RNFL thickness (RNFLT) measurements from scanning laser polarimetry (SLP) and visual field (VF) sensitivity from standard automated perimetry were made available for 535 eyes from three centers. In a training dataset, structure–function relationships were characterized by using linear regression and a type of neural network: radial basis function customized under a Bayesian framework (BRBF). These two models were used in a test dataset to (1) predict sensitivity at individual VF locations from RNFLT measurements and (2) predict the spatial relationship between VF locations and positions at a peripapillary RNFLT measurement annulus. Predicted spatial relationships were compared with a published anatomic structure–function map.

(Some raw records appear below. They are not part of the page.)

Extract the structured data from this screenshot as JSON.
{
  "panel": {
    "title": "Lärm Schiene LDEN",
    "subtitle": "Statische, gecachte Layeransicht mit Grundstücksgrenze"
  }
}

Compared with linear regression, BRBF yielded a nearly twofold improvement (P < 0.001; paired t-test) in performance of predicting VF sensitivity in the test dataset (mean absolute prediction error of 2.9 dB [SD 3.7] versus 4.9 dB [SD 4.0]). The predicted spatial structure–function relationship showed better agreement (P < 0.001; paired t-test) with anatomic prior knowledge when the BRBF was compared with the linear regression (median absolute angular difference of 15° vs. 62°).
The BRBF generates clinically useful relationships that relate topographical maps of RNFL measurement to VF locations and allows the VF sensitivity to be predicted from structural measurements. This method may allow clinicians to evaluate structural and functional measures in the same domain. It could also be generalized to use other structural measures.